T细胞功能稳定性 z-bo 2020-09-15 528

　　Recently, the Shanghai Pasteur Institute's Molecular Immunology Research Group of the Chinese Academy of Sciences published a paper titled "PIM1 kinase phosphorylates human transcription factor FOXP3 on Serine 422 to regulate inflammation" ("Journal of Biological Chemistry" published online. The The research was conducted under inflammatory conditions.) A new mechanism that negatively regulates the functional stability of Treg has been discovered, which can be used to treat immune-related diseases (infectious diseases, autoimmune diseases, allergic diseases, tumors, etc.), organ transplants, etc. Provide drug targeting and clinical intervention. FOXP3 is the main transcription factor that determines the development, differentiation and function of regulated T cells (Treg), and is an important function of Treg cell immunosuppressive activity. Although phosphorylation modification has a broad and important effect on the regulation of protein activity, the molecular mechanism that regulates the phosphorylation of FOXP3 protein activity is still poorly understood.

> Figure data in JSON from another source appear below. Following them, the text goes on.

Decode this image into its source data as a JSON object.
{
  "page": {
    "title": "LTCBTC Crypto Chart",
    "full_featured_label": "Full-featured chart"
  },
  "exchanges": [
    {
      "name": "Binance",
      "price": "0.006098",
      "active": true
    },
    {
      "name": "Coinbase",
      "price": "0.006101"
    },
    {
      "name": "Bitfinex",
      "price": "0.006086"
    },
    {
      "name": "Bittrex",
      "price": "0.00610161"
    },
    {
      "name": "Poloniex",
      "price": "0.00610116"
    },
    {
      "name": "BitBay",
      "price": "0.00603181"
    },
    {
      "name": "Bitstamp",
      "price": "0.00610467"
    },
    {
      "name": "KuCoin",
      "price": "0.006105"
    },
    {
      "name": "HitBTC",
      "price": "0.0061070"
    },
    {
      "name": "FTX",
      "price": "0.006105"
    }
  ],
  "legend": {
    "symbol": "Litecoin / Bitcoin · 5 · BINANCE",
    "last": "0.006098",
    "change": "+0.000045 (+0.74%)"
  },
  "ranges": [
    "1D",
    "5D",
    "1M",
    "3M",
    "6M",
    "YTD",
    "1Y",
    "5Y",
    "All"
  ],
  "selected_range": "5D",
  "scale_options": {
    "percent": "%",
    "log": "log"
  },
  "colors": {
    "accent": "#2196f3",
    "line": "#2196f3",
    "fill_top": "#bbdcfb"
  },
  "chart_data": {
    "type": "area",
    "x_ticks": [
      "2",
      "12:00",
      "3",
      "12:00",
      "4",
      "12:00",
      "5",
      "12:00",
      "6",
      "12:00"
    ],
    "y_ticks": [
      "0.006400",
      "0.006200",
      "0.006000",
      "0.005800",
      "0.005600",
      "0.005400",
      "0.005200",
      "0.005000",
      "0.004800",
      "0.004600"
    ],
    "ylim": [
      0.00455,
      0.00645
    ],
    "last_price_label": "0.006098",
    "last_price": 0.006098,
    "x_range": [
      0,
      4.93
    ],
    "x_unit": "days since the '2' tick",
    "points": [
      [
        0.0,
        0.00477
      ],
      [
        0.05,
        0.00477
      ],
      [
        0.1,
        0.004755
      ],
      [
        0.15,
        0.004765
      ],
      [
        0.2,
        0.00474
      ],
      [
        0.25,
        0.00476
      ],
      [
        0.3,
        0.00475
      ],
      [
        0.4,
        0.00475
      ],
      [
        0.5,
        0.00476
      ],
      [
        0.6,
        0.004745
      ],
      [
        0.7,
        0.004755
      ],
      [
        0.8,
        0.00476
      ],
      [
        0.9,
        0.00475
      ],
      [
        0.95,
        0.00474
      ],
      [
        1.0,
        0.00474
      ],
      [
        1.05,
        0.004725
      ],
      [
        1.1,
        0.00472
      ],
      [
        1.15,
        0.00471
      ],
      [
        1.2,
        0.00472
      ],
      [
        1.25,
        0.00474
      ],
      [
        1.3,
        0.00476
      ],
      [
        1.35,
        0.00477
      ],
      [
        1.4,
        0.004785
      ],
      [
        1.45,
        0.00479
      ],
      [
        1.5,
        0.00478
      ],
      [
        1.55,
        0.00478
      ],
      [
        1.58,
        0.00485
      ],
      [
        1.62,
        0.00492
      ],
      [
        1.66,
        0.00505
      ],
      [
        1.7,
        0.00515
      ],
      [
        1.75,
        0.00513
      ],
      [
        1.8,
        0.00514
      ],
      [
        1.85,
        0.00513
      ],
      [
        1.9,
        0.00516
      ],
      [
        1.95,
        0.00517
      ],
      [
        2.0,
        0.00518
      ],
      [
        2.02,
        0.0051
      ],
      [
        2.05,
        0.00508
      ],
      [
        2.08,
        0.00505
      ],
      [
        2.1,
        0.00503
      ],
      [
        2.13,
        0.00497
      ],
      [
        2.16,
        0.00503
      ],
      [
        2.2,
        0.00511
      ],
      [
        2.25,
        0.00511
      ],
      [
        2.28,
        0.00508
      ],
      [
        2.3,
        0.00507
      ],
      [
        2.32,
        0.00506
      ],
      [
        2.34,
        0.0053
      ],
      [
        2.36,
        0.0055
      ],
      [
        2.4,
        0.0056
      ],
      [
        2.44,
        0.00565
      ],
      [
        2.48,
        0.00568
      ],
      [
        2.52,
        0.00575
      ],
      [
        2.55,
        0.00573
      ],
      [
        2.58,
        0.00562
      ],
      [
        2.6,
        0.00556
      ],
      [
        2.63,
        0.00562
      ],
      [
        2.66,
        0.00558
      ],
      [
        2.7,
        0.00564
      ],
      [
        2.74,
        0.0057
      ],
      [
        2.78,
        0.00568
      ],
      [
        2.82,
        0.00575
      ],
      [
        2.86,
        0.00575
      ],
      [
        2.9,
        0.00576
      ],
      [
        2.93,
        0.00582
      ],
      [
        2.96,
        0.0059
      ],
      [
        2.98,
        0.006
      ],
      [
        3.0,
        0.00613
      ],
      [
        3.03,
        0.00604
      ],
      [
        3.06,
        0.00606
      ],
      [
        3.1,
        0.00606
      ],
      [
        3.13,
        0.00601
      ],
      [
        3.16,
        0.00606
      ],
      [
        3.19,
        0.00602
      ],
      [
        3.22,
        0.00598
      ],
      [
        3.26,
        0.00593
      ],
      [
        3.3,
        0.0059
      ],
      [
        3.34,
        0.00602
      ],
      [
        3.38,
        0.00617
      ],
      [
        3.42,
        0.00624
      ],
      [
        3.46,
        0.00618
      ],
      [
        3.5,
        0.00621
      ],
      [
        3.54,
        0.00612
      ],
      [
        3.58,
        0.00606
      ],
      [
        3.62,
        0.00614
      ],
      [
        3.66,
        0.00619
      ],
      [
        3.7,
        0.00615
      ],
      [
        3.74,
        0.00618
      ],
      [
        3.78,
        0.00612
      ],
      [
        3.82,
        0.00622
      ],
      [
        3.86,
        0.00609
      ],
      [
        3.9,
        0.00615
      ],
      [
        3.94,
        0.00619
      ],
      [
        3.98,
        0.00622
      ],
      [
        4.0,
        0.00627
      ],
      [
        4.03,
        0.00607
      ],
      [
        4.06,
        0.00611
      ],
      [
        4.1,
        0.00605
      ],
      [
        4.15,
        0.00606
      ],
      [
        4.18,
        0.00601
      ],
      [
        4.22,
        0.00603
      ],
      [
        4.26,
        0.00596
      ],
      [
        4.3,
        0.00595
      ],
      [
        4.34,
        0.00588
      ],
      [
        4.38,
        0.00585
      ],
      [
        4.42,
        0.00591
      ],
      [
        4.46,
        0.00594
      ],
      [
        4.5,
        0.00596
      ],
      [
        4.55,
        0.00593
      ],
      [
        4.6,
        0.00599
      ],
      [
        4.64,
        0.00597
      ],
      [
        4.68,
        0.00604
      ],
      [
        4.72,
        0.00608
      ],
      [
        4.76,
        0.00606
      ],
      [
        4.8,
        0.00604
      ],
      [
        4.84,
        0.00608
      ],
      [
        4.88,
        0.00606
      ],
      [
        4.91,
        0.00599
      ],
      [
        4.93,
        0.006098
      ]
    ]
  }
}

　　Shanghai Pasteur Institute of Molecular Immunology doctoral student Li Zhiyuan and other researchers under the guidance of Li Bin, PIM1 kinase cooperated with Zhang Yu's group of Shanghai Jiaotong University to phosphorylate the FOXP3 protein at the Ser422 site. It has been found that it can be specifically catalyzed. This site-specific phosphorylation weakens the ability of FOXP3 to bind to chromatin, thereby weakening its transcriptional regulatory activity. The researchers also found that the inflammatory factor IL-6 rapidly induced Treg cells to express PIM1 protein, while TCR-activated Treg cells significantly reduced PIM1 expression. Using shRNA to down-regulate PIM1 expression or treating TIM cells with PIM1 inhibitors, both can significantly increase the immunosuppressive activity of Treg cells. This research is essential to reduce PIM1 kinase activity by targeting and improving the immunosuppressive activity of TIM cells in vivo or in vitro and leading to the clinical application of Treg cells.

　　The research is a general project of the School of Life Sciences of the National Natural Science Foundation of China, the first Sino-US (NFSC-NIH) biomedical cooperation pilot project and a major project of the School of Medicine, the 100 Talents Program of the Chinese Academy of Sciences, and the Shanghai Science and Technology Commission Funded by the Youth Science and Technology Gold Star Program.